Through these actions on campus, I have learned some lessons that I want to share here – lessons that I think are crucial in our campaign against MIC companies and technologies.
First, I learned that on our campuses, these recruiters (and military companies in general) rely on students keeping quiet and not standing up to them. Once we open our mouths in protest, they have no legs to stand on and simply resort to violence to quiet us.
Second, the propaganda put out by companies like Raytheon Technologies is unfortunately effective. Many engineering students at the event where my fellow students and I protested were not fans of our questioning, saying that we were jeopardizing their chances to get profitable internships. There is a long way to go with STEM students who are never taught about these companies’ crimes. Yet on the other hand, many non-STEM students applauded our actions and we created an enormous buzz around campus. We discovered that we had more allies than we imagined.
Third, these companies rely on their partnerships with universities; consequently, disrupting them is a huge blow to their recruitment and legitimacy pipeline. Universities value these relationships as well, to the point that they are willing to use their police to quell dissenters. Thus, the facet of the military industrial complex that includes universities should be a prime target for efforts to demilitarize, and to protect and sustain a livable planet.
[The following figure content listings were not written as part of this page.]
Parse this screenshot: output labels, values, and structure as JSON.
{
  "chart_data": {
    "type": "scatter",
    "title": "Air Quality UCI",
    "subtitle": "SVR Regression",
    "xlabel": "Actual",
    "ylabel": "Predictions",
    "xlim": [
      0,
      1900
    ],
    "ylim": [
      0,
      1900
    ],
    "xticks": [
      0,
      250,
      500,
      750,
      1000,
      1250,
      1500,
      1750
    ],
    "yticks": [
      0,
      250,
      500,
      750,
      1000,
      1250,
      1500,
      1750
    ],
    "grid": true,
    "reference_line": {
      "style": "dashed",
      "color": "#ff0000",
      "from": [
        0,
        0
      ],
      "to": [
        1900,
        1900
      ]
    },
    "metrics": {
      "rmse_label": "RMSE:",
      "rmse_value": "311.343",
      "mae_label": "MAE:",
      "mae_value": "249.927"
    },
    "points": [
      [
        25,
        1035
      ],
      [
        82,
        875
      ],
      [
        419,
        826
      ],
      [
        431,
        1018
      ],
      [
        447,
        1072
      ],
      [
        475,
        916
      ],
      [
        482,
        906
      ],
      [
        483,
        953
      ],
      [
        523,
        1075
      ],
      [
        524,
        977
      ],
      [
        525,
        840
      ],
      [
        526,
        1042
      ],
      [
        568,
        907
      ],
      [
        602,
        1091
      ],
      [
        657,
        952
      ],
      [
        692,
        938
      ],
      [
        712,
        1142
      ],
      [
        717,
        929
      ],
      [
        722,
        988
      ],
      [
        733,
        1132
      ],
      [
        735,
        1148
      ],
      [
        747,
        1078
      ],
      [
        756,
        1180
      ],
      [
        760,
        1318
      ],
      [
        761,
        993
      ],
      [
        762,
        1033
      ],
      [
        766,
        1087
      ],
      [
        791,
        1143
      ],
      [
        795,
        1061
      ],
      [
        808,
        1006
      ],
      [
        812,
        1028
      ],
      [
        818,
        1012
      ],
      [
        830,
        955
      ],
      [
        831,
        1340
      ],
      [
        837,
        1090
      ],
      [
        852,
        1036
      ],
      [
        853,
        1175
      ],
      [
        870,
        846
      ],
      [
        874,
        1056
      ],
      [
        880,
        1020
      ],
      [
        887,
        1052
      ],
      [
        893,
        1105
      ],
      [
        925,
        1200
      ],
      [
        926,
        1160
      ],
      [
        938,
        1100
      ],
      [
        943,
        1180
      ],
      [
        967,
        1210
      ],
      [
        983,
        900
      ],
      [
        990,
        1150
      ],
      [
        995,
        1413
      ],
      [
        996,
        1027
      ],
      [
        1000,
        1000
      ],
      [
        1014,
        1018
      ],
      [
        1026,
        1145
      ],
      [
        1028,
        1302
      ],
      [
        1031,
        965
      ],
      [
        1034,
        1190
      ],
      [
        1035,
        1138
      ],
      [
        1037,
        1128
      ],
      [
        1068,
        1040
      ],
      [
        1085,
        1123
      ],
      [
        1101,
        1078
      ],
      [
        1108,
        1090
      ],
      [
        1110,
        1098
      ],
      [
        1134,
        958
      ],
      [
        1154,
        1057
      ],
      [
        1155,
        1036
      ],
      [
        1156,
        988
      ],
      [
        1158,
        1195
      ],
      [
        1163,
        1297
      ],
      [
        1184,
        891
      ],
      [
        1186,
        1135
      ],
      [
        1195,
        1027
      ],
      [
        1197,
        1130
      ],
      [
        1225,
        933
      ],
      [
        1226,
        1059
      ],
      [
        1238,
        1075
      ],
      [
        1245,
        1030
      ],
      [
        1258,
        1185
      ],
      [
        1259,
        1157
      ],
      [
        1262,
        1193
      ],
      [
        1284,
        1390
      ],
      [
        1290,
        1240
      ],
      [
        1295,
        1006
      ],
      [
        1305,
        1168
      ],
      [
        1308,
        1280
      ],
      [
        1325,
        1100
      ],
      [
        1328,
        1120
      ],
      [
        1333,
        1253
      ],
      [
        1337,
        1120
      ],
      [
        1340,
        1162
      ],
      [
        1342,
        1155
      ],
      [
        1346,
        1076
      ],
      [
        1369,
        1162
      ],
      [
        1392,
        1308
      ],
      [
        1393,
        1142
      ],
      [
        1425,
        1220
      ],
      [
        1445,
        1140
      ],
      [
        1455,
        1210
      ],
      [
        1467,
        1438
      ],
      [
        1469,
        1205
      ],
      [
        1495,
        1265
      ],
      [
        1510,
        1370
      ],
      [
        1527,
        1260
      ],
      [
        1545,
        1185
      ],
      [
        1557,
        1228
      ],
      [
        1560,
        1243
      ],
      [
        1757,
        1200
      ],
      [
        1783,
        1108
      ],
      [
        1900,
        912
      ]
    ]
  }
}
Young people and students these days are widely immersing themselves in anti-racist, anti-colonial and pro-environmental reading and study. In the wake of the racial justice uprisings in 2020, and the worsening climate crisis, there are many young people who are seeing that U.S. militarism is a part of why our political systems are so destructive. They are ready to be organized and a huge asset to the movement.
Update:
Since this article was first published just two months ago, students across multiple campuses in the Boston area led several more protests and demonstrations focusing on the connections between militarism, climate injustice, and academia.
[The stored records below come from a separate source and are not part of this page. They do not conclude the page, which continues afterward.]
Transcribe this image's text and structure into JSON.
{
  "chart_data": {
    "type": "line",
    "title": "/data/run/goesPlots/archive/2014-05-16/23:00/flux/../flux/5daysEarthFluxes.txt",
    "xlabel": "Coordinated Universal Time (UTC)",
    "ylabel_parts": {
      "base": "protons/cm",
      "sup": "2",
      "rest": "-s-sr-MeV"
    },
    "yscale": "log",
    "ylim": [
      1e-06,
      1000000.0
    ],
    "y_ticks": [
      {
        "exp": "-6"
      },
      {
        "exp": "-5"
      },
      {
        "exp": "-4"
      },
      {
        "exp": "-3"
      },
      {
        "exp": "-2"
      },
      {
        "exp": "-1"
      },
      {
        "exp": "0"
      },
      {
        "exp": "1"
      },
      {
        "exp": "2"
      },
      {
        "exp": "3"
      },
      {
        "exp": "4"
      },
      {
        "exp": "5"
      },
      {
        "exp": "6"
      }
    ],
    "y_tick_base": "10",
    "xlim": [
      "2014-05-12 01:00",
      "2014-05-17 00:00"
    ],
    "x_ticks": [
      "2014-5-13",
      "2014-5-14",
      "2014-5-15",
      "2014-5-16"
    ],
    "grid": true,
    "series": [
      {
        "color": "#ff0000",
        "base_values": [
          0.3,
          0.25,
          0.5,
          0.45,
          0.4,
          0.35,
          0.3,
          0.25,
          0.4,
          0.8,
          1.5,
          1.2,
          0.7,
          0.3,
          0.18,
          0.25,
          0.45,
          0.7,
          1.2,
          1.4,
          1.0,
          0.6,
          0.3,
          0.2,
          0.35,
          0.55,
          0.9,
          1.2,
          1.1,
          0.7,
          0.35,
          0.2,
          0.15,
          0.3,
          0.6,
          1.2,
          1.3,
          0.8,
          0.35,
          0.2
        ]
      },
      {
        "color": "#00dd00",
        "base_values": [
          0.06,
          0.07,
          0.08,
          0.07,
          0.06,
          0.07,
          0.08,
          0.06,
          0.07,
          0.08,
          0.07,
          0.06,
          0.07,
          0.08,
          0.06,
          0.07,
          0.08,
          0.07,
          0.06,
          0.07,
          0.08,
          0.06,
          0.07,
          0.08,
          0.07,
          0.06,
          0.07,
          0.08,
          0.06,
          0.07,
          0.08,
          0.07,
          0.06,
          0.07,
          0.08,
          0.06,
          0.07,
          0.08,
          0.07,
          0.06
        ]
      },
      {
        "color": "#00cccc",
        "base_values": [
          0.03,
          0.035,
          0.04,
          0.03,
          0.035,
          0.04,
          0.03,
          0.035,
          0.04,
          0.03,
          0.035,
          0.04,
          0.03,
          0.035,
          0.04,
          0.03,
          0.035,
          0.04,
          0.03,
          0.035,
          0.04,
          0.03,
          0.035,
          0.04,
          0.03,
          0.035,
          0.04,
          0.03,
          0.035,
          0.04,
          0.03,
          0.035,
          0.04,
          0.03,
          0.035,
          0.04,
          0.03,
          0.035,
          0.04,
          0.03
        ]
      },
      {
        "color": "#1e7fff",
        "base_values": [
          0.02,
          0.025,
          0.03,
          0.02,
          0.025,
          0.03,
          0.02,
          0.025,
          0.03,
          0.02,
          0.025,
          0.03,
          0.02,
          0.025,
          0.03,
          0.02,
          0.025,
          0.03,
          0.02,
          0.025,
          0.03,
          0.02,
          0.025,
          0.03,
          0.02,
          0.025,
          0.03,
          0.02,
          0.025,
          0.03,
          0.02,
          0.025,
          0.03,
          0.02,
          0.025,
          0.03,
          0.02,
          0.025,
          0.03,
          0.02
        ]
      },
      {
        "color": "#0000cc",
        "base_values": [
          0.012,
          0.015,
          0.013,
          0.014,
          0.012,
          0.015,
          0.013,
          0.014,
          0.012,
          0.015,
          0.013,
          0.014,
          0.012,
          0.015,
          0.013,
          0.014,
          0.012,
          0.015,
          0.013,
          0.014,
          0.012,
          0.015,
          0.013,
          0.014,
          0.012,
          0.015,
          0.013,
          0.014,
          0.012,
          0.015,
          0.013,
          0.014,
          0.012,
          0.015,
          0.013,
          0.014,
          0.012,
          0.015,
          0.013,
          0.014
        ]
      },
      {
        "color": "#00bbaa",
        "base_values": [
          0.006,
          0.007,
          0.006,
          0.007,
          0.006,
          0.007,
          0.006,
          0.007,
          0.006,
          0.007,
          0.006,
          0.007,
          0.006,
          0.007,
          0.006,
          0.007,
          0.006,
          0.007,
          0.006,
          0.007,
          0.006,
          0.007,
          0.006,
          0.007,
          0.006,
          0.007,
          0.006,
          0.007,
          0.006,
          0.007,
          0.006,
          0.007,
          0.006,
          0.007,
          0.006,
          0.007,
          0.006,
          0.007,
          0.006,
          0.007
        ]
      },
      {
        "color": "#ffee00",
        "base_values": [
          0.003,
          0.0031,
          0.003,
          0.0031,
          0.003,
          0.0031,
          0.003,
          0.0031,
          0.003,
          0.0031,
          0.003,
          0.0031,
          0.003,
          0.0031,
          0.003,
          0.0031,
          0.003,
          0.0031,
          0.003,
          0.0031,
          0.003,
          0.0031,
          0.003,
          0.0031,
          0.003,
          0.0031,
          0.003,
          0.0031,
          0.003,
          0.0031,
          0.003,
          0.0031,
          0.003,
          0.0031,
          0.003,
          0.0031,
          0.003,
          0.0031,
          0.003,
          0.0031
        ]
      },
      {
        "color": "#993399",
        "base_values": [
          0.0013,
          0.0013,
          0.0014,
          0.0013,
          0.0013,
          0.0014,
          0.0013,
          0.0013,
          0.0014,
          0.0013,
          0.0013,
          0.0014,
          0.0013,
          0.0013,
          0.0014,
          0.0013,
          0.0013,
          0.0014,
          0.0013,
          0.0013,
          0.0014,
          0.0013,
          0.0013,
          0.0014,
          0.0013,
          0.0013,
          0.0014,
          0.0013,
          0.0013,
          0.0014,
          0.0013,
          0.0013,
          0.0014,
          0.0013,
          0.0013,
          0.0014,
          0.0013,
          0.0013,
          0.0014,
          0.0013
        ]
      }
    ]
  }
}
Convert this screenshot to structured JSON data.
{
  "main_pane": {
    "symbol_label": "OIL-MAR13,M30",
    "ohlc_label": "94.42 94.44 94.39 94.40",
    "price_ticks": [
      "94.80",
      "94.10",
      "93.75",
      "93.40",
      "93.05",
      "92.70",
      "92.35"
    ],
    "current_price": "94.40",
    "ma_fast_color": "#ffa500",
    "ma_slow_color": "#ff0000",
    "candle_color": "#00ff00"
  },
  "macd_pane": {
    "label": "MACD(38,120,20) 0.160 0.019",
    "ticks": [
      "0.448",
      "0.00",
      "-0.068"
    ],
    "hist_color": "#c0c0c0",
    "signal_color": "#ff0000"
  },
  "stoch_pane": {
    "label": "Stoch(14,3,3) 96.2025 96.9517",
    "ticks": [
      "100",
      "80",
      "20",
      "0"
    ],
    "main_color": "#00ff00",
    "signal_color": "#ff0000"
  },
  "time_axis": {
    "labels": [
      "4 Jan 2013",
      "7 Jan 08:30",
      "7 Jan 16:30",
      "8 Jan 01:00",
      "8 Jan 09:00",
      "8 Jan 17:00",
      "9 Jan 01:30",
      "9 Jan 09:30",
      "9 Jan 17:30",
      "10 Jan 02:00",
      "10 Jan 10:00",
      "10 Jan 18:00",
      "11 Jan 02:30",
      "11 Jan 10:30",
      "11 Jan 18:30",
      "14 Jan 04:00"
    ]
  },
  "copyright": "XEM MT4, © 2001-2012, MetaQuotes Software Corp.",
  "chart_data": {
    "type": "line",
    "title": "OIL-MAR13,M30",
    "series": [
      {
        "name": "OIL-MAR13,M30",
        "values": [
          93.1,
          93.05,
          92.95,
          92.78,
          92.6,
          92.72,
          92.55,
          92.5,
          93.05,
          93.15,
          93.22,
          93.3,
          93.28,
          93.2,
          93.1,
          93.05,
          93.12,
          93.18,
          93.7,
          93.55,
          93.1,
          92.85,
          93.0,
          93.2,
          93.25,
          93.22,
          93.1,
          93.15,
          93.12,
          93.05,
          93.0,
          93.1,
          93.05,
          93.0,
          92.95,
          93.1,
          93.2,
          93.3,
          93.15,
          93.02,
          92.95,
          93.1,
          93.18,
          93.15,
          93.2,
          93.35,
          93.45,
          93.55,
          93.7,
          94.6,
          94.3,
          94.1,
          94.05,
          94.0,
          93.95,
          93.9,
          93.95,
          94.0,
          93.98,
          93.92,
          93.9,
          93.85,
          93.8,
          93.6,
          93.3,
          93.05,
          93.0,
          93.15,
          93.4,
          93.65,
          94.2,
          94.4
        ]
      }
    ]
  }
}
Students disrupted a class at the Harvard Kennedy School taught by Meghan O’Sullivan because of her current role on the Board of Directors of Raytheon Technologies and past job in the administration of President George W. Bush where, as Deputy National Security Adviser, she was one of the original advocates for the Iraq “surge” in 2007. At Boston University student groups held multiple protests outside of career fairs that hosted companies including General Dynamics, the fifth-largest weapons-maker in the world. As a result, General Dynamics chose not to participate in the career fair. At Tufts University, students occupied the space outside of a recruiting event for the Central Intelligence Agency. Over the course of an hour and a half speakers listed the many crimes of the CIA including illegal coups, murders, torture, and participation in the narcotics trade.
The links between struggles against militarism, climate destruction, and economic injustice are getting noticed on campus, a promising development and a space to watch.